Boys should be treated more like girls in order for them to stop falling behind in school. Parents should be doing the same kind of activities with both genders, such as singing nursery rhymes and songs to boost language skills.
Discrimination Against Men
We usually talk about gender equality in relation to the discrimination against women, but in reality men are discriminated in many ways as well.
1) In many countries, only men are required to attend mandatory military/national service. These countries include Armenia, Austria, Brazil, Singapore, South Korea, Thailand, and many more. Only certain countries, such as Israel and North Korea, have compulsory military service for both men and women.
There’re also many laws that favour men and not women. In divorce cases, men can face alimony payments even in situations where their ex-wives are capable of earning a substantial income. In the United States, men receive custody of their children in only 10% of divorce cases.
Just like women, men, too, have to deal with being judged stereotypically. Men are supposed to be masculine, strong, and intimidating. If men do not possess these traits, does that make them less of a man? No, but the society still has these perceptions of men that are difficult to shake off.
Celebrate Achievements and Contributions
Of course, there are many aspects in which men has contributed to the society – innovation, economic and social development, family, and more.
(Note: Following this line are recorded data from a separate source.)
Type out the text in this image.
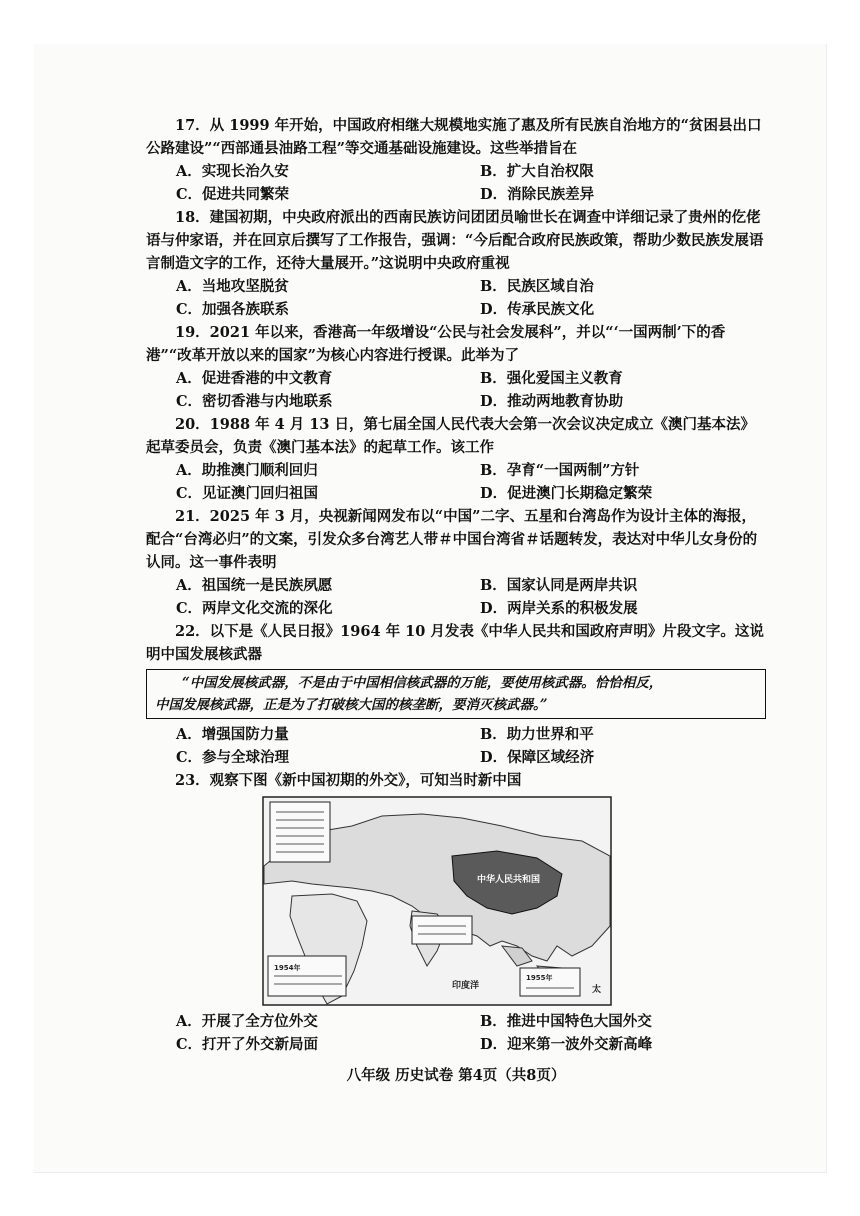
17．从 1999 年开始，中国政府相继大规模地实施了惠及所有民族自治地方的“贫困县出口公路建设”“西部通县油路工程”等交通基础设施建设。这些举措旨在

A．实现长治久安	B．扩大自治权限
C．促进共同繁荣	D．消除民族差异

18．建国初期，中央政府派出的西南民族访问团团员喻世长在调查中详细记录了贵州的仡佬语与仲家语，并在回京后撰写了工作报告，强调：“今后配合政府民族政策，帮助少数民族发展语言制造文字的工作，还待大量展开。”这说明中央政府重视

A．当地攻坚脱贫	B．民族区域自治
C．加强各族联系	D．传承民族文化

19．2021 年以来，香港高一年级增设“公民与社会发展科”，并以“‘一国两制’下的香港”“改革开放以来的国家”为核心内容进行授课。此举为了

A．促进香港的中文教育	B．强化爱国主义教育
C．密切香港与内地联系	D．推动两地教育协助

20．1988 年 4 月 13 日，第七届全国人民代表大会第一次会议决定成立《澳门基本法》起草委员会，负责《澳门基本法》的起草工作。该工作

A．助推澳门顺利回归	B．孕育“一国两制”方针
C．见证澳门回归祖国	D．促进澳门长期稳定繁荣

21．2025 年 3 月，央视新闻网发布以“中国”二字、五星和台湾岛作为设计主体的海报，配合“台湾必归”的文案，引发众多台湾艺人带＃中国台湾省＃话题转发，表达对中华儿女身份的认同。这一事件表明

A．祖国统一是民族夙愿	B．国家认同是两岸共识
C．两岸文化交流的深化	D．两岸关系的积极发展

22．以下是《人民日报》1964 年 10 月发表《中华人民共和国政府声明》片段文字。这说明中国发展核武器

“中国发展核武器，不是由于中国相信核武器的万能，要使用核武器。恰恰相反，
中国发展核武器，正是为了打破核大国的核垄断，要消灭核武器。”
A．增强国防力量	B．助力世界和平
C．参与全球治理	D．保障区域经济

23．观察下图《新中国初期的外交》，可知当时新中国

中华人民共和国
印度洋	太
1954年
1955年
A．开展了全方位外交	B．推进中国特色大国外交
C．打开了外交新局面	D．迎来第一波外交新高峰
八年级 历史试卷 第4页（共8页）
For this section, we’ll just focus on men’s role in the family.
In the United States, 71% of adults feel that to be a good husband or partner, it is very important for a man to be able to support a family financially. Despite the fact that women bring in half or more of the earnings, men still contribute more of their income in most couples.
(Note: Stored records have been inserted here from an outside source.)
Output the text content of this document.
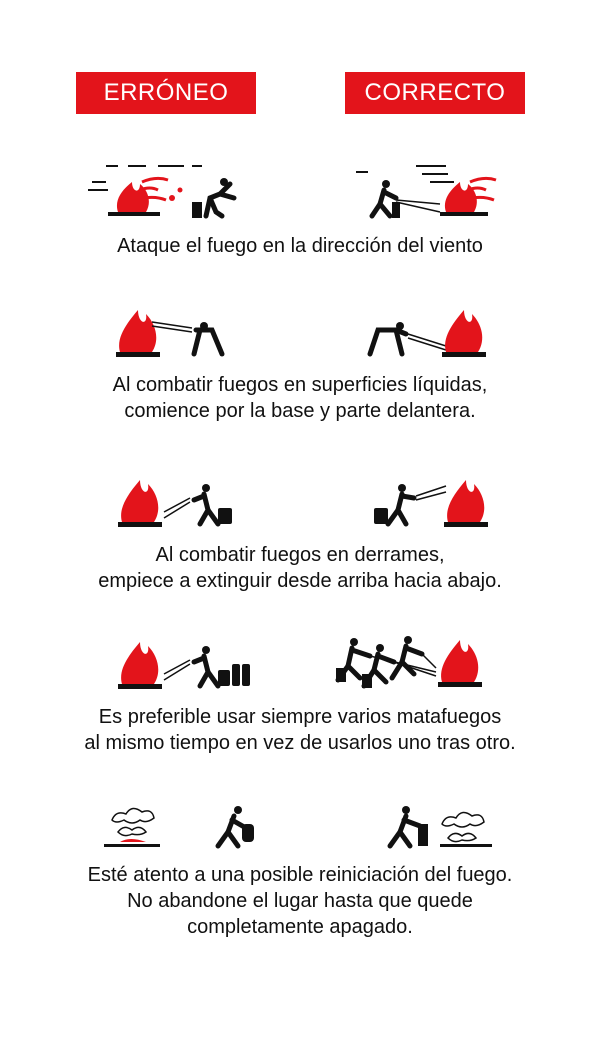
ERRÓNEO	CORRECTO
Ataque el fuego en la dirección del viento
Al combatir fuegos en superficies líquidas,
comience por la base y parte delantera.
Al combatir fuegos en derrames,
empiece a extinguir desde arriba hacia abajo.
Es preferible usar siempre varios matafuegos
al mismo tiempo en vez de usarlos uno tras otro.
Esté atento a una posible reiniciación del fuego.
No abandone el lugar hasta que quede
completamente apagado.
In bringing up a child, research has shown that mothers tend to play with children at the child’s level, whereas fathers tend to establish challenge, initiative and risk taking into the play. This allows for growth and development of physical and mental skill sets in the child.
Movember is a movement that happens every November, coinciding with International Men’s Day. The Movember Foundation started out promoting fundraising for prostate cancer research, and then testicular cancer. Right now, it is focusing on men’s mental health.
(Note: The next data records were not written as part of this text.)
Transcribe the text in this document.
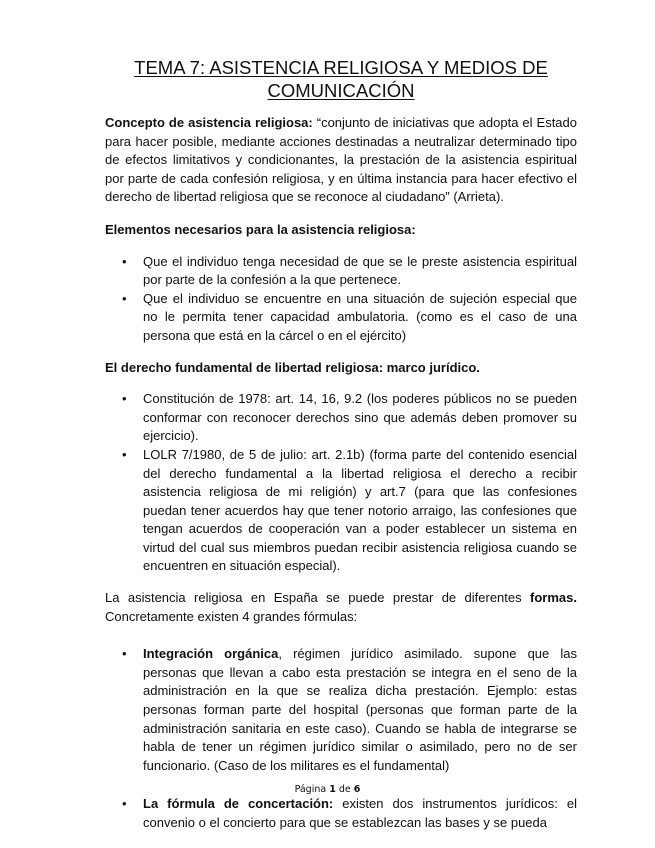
TEMA 7: ASISTENCIA RELIGIOSA Y MEDIOS DE
COMUNICACIÓN

Concepto de asistencia religiosa: “conjunto de iniciativas que adopta el Estado para hacer posible, mediante acciones destinadas a neutralizar determinado tipo de efectos limitativos y condicionantes, la prestación de la asistencia espiritual por parte de cada confesión religiosa, y en última instancia para hacer efectivo el derecho de libertad religiosa que se reconoce al ciudadano” (Arrieta).

Elementos necesarios para la asistencia religiosa:

• Que el individuo tenga necesidad de que se le preste asistencia espiritual por parte de la confesión a la que pertenece.
• Que el individuo se encuentre en una situación de sujeción especial que no le permita tener capacidad ambulatoria. (como es el caso de una persona que está en la cárcel o en el ejército)

El derecho fundamental de libertad religiosa: marco jurídico.

• Constitución de 1978: art. 14, 16, 9.2 (los poderes públicos no se pueden conformar con reconocer derechos sino que además deben promover su ejercicio).
• LOLR 7/1980, de 5 de julio: art. 2.1b) (forma parte del contenido esencial del derecho fundamental a la libertad religiosa el derecho a recibir asistencia religiosa de mi religión) y art.7 (para que las confesiones puedan tener acuerdos hay que tener notorio arraigo, las confesiones que tengan acuerdos de cooperación van a poder establecer un sistema en virtud del cual sus miembros puedan recibir asistencia religiosa cuando se encuentren en situación especial).

La asistencia religiosa en España se puede prestar de diferentes formas. Concretamente existen 4 grandes fórmulas:

• Integración orgánica, régimen jurídico asimilado. supone que las personas que llevan a cabo esta prestación se integra en el seno de la administración en la que se realiza dicha prestación. Ejemplo: estas personas forman parte del hospital (personas que forman parte de la administración sanitaria en este caso). Cuando se habla de integrarse se habla de tener un régimen jurídico similar o asimilado, pero no de ser funcionario. (Caso de los militares es el fundamental)
• La fórmula de concertación: existen dos instrumentos jurídicos: el convenio o el concierto para que se establezcan las bases y se pueda
Página 1 de 6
Movember challenges men to grow a moustache for the 30 days of November, thereby changing their appearance and the face of mens health.
For the entire month of Movember, these selfless and generous men known as Mo Bros become walking, talking billboards for 30 days. Through their growing efforts they raise awareness for the often ignored issues of mens health, by prompting conversations wherever they go.
Another crucial part of being a Mo Bro is to raise funds for mens health. Men donate their face and, much like taking part in a run or a walk for charity, ask their family and friends to sponsor their efforts.
Movember is not just for men. The women of Movember, are known as Mo Sistas. They play a vital role in the success of Movember by supporting and encouraging the men in their life to get involved. Mo Sistas also get involved by signing up at Movember.com, and participate by raising funds and awareness themselves. Essentially, Mo Sistas do everything that Mo Bros do, without a Mo.
At the end of the month, Mo Bros and Mo Sistas celebrate their Movember journey by throwing their own Movember parties or attending one of the official Gala Parties held around the world.
– Irish Cancer Society
How to Get Involved
You can show your support for men in the following ways:
- Take part in Movember. Grow a moustache and raise some funds. Remember, women can also join in by being active, and raising funds while doing so.
- Appreciate all the men in your life. Give them your support and encouragement, especially if you know of anyone who is struggling with their mental health.
- Treat your son the way you would treat your daughter. Do not teach them what “being a man” means because there shouldn’t be any stereotypes.
- Donate to a men’s charity. There aren’t many men’s charities in Singapore, but there’s the Movember Foundation that you can contribute to.